Recently ESL changed their position on cheating in competitive Counter-Strike: Global Offensive. Those found guilty of cheating as a result of the Valve Anti-Cheat (VAC) system will be permitted to rejoin ESL‘s competitive ecosystem after two years; whereas previously players could be banned for life.
It’s safe to say that the decision did not go down lightly with both professionals and the community in general as shown by Karrigan’s tweet below.
Apparently its okay to cheat for years at LAN tournaments(only 2 years ban) but 1 matchfixing match is life time ban. Welcome back cheaters
— karrigan (@karriganCSGO) March 23, 2017
The rule change was not as drastic as several made out. ESL’s policy for violation of their own anti-cheat technology (ESL Wire) had always been two years and thus they claim they were merely ensuring consistency across the board. In a “clarification” statement released later, they stated “We will consult with players, teams, organisations and sports integrity experts such as ESIC on whether the existing policies are still adequate for professional player in Counter-Strike”.
The Esports Integrity Coalition (“ESIC”) released a paper revealing their position on the controversy. The full paper can be read here. The headline of the position paper reads as follows:
“Criticism of any one tournament organiser or platform’s position on cheating misses the point, which is, simply that the esports industry is inconsistent and uncoordinated across the board on the issue of cheating”.
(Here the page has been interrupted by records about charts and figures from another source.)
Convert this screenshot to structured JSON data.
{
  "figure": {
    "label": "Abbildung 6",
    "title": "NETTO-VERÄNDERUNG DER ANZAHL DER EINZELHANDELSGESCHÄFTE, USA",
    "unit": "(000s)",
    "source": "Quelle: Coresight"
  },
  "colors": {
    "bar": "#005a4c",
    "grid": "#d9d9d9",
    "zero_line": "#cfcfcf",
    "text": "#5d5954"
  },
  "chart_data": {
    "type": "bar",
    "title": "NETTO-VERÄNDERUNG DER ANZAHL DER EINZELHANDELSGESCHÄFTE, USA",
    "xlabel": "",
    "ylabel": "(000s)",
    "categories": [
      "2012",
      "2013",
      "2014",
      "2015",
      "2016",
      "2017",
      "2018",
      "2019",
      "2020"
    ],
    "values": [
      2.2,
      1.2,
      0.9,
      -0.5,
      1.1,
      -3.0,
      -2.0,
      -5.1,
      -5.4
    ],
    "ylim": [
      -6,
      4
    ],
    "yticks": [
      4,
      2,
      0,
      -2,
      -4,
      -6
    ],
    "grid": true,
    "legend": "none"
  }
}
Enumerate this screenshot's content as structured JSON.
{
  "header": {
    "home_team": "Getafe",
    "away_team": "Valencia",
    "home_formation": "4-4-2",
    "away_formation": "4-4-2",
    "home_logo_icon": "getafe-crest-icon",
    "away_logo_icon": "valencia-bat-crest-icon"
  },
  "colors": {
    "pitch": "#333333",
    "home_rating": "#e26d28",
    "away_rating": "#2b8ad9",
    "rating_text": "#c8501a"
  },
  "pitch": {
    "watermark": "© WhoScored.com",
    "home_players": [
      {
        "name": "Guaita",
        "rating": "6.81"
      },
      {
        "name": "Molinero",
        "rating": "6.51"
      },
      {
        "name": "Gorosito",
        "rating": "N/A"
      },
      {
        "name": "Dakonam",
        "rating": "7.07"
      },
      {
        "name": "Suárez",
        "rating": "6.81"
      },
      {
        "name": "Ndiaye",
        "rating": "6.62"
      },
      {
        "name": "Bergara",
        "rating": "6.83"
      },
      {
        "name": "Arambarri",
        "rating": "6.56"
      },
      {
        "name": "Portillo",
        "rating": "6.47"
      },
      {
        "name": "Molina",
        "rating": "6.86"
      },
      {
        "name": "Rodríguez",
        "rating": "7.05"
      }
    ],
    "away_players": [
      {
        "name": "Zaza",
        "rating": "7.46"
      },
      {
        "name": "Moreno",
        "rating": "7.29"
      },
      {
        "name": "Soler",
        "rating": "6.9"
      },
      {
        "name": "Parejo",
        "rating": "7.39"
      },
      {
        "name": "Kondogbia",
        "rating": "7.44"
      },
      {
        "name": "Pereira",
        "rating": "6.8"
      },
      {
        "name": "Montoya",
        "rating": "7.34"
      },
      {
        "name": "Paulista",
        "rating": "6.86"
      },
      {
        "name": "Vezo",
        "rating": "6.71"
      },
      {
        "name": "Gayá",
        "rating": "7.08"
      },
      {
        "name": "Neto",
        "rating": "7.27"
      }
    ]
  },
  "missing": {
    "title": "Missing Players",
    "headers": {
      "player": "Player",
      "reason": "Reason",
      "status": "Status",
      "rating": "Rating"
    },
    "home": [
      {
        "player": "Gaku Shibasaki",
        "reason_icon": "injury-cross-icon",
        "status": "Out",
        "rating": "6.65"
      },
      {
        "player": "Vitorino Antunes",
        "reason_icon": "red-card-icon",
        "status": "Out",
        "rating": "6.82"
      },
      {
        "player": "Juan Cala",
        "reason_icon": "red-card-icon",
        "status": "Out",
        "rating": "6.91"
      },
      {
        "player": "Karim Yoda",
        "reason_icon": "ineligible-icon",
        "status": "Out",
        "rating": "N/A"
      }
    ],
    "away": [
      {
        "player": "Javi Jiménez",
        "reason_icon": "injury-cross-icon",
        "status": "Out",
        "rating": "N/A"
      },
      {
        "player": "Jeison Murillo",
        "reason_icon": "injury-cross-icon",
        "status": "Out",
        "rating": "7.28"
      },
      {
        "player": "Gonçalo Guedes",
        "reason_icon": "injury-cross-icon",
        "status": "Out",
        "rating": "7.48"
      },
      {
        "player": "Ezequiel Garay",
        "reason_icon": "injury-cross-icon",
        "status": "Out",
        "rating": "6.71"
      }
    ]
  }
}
It then breaks it down into subsections including: Cheating, Match-Fixing, Consistency, Procedure, Reasonable Sanctions and Appeals before adding a conclusion and identifying the next steps. It ends with “ESIC will facilitate the discussion by drafting a consultation questionnaire and reaching out to Valve for input. After that, ESIC will start community and publishers outreach to widen the search and evaluate the results”.
Esports Insider: The paper released by ESIC is well worth a read as it seeks to clarify the wider issues. As tends to be the case with esports, there’s little to no consistency across the board and this is something that needs to change – especially with regards to cheating and match-fixing.